Identification of radiation treatment impact on brain development. Radiation therapy is an integral part of treament for pediatric brain tumours and for high-risk leukemias, but is also associated with the generation of late-appearing side effects including cognitive, behavioural, and psychological impairments. This dramatically impacts quality of life in children who survive cancer. A means of eliminating or treating these “late effects” is urgently needed, but the mechanism by which they appear is not clear. Dr. Nieman’s group has characterized the anatomical phenotypes seen in childhood cancer survivors who were treated with radiation therapy. Their results showed white matter volume deficits, as well as significant changes in gray matter morphology, including increased cortical thickness and decreasing hippocampal volume. Comparison of these observations side-by-side with results from mouse models showed remarkable similarities overall. On this basis, the Nieman group has conducted detailed characterization of the time course, dose dependence, and age dependence in a mouse model. Ongoing work will map sensitivity after focal treatments and in mice with modified radiation response.
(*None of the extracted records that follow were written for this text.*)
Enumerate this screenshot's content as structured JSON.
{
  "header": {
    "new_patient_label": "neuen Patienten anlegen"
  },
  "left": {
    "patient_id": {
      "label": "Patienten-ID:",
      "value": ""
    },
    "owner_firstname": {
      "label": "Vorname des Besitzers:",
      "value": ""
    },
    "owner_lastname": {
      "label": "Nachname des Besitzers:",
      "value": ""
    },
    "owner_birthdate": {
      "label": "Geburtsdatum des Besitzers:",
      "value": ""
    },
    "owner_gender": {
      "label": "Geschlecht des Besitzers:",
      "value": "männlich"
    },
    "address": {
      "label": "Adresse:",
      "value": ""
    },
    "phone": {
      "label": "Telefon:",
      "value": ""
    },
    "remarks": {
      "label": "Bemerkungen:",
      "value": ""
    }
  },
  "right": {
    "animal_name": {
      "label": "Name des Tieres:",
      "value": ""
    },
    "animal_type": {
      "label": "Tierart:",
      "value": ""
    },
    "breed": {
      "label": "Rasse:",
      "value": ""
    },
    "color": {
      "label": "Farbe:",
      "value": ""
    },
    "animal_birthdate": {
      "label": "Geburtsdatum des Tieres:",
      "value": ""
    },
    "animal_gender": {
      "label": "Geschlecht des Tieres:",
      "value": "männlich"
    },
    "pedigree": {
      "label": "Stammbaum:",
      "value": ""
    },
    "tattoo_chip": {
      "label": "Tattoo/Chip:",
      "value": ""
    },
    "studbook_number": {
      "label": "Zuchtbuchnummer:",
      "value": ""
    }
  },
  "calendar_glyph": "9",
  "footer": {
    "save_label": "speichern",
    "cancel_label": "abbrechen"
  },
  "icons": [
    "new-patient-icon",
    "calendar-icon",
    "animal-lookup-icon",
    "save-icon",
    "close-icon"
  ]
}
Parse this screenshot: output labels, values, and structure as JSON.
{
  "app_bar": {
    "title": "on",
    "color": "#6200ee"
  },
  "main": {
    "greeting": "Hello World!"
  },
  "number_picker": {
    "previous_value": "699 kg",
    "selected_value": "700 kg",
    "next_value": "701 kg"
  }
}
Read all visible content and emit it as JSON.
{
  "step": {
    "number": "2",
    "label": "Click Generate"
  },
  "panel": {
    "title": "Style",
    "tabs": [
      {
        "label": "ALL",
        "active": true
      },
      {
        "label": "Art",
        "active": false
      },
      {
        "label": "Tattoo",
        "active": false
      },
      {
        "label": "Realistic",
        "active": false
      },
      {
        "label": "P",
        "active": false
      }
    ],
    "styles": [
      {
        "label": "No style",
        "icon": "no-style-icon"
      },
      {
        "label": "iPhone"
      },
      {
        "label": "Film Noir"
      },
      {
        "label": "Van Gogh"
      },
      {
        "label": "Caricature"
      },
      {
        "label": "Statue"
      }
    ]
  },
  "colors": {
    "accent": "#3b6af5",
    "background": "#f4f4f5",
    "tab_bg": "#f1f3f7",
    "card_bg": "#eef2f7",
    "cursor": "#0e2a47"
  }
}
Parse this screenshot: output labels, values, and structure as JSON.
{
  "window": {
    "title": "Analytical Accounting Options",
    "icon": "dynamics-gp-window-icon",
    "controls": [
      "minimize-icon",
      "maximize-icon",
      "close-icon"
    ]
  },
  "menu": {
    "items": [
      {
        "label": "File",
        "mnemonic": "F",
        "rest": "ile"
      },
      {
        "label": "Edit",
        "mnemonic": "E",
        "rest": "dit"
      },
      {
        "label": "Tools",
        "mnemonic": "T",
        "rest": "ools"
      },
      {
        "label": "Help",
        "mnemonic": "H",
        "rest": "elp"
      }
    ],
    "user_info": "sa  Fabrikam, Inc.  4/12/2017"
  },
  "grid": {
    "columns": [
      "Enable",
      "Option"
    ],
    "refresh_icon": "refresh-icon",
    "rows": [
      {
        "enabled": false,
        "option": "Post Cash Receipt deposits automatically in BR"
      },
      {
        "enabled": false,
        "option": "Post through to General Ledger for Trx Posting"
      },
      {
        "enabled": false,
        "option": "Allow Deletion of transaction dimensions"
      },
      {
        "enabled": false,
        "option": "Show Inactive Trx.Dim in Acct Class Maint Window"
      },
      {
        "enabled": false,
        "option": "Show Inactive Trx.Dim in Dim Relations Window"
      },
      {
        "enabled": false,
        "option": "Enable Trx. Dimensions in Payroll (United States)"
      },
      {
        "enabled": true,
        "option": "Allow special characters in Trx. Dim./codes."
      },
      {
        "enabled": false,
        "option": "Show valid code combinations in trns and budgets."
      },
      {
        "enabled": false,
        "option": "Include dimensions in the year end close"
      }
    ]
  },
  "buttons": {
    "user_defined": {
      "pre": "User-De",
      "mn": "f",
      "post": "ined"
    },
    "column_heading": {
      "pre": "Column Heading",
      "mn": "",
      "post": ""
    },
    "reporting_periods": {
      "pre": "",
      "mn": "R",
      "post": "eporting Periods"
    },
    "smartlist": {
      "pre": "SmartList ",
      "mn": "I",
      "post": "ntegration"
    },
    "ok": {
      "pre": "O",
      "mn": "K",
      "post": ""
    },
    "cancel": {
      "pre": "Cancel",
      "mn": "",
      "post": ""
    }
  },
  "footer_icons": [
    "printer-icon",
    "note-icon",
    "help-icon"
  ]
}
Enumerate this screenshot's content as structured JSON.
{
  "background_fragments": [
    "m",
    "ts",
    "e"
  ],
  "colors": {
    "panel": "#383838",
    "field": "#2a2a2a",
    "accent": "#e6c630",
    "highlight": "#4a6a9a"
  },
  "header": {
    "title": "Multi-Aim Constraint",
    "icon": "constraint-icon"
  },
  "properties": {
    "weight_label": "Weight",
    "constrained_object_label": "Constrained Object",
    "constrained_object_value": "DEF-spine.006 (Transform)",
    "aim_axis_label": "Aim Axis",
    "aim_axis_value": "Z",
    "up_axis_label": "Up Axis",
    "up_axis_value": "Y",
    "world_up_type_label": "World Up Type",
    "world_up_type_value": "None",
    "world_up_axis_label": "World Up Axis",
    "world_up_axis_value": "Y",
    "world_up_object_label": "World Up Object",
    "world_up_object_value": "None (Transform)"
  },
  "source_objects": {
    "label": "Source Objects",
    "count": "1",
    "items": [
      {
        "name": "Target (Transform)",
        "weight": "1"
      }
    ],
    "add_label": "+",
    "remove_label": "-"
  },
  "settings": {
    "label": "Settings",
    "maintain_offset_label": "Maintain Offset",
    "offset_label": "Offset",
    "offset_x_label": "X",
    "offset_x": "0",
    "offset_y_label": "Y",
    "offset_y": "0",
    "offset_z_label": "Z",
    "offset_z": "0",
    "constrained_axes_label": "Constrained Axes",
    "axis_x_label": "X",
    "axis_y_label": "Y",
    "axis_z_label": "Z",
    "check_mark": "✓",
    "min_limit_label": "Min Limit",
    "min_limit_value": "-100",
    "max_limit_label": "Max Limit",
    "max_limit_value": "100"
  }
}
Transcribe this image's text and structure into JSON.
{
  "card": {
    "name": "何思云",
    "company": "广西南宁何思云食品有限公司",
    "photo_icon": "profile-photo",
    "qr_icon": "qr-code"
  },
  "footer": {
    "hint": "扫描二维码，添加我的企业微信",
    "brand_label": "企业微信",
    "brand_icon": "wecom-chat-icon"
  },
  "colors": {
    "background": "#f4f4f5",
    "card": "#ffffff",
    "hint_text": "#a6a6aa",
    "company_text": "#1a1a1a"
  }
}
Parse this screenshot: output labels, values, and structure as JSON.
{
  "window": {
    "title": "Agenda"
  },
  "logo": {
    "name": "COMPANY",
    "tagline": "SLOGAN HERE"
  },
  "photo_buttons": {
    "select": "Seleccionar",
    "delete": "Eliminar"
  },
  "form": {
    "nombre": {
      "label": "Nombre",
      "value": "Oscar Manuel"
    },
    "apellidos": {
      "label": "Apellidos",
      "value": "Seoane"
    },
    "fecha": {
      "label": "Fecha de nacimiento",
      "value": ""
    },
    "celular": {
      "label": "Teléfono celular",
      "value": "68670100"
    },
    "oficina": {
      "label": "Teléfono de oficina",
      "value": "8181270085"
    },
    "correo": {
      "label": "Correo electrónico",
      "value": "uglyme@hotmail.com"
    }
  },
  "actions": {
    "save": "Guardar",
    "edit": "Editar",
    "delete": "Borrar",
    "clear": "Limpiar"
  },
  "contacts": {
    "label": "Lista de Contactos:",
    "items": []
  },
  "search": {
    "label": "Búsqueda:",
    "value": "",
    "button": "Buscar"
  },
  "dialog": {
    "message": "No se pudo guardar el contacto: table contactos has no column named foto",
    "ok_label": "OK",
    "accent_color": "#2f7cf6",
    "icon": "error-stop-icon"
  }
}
Characterization of chemotherapy impact on brain development. Like radiation, chemotherapy impacts brain development and results in late-appearing side effects that impair learning, memory and attention in many childhood acute lymphoblastic leukemia survivors. The Nieman group is working closely with other SickKids investigators to characterize how chemotherapy affects brain growth and to determine how this relates to performance on cognitive and behavioural tests. As modern chemotherapy is very complicated, including ~10 chemotherapy agents administered over as long as 3 years, identifying the key cause of brain impairments is no small undertaking. The Nieman group is using mouse models to understand how each aspect of treatment impacts the brain and its development with the goal of isolating the most damaging components of the chemotherapy treatment with the goal of developing strategies to eliminate late effects.
Imaging of mouse development in utero and postnatally. Mouse MRI historically has been restricted to a small number of anatomical regions, in part because long scan times result in a high likelihood of motion-related artifact over much of the body. Dr. Nieman developed a method combining imaging and registration tools to improve image quality for a number of imaging applications. This has shown benefit in imaging of the mouse brain, the adult mouse heart, the embryonic brain in utero and, ultimately, produced time-lapse movies of the beating embryonic heart in utero. This significantly expands the range of applications for mouse MRI, enabling longitudinal studies of development from embryonic stages through adulthood.
Development of cellular imaging in the mouse brain. Particular cell populations play more prominent roles in homeostasis or disease pathogenesis than others, a fact that motivates development of cell-specific imaging. Dr. Nieman has used iron-oxide particles to label endogenous neuroblasts (NBs) in the subventricular zone (SVZ), which are a particularly important in homeostasis of the olfactory bulb. This allowed quantification of the temporal dynamics of NB migrations, showing that cells en route to the olfactory bulb are able to travel at speeds of ~100 µm/hr. His group has used similar approaches to evaluate heterogeneity in tumour proliferation over time, revealing characteristic differences between mouse models of glioma development. Dr. Nieman’s group is also investigating proteins that may be responsible for sequestering manganese, an important contrast agent in mouse MRI, which may become useful for cell imaging in future.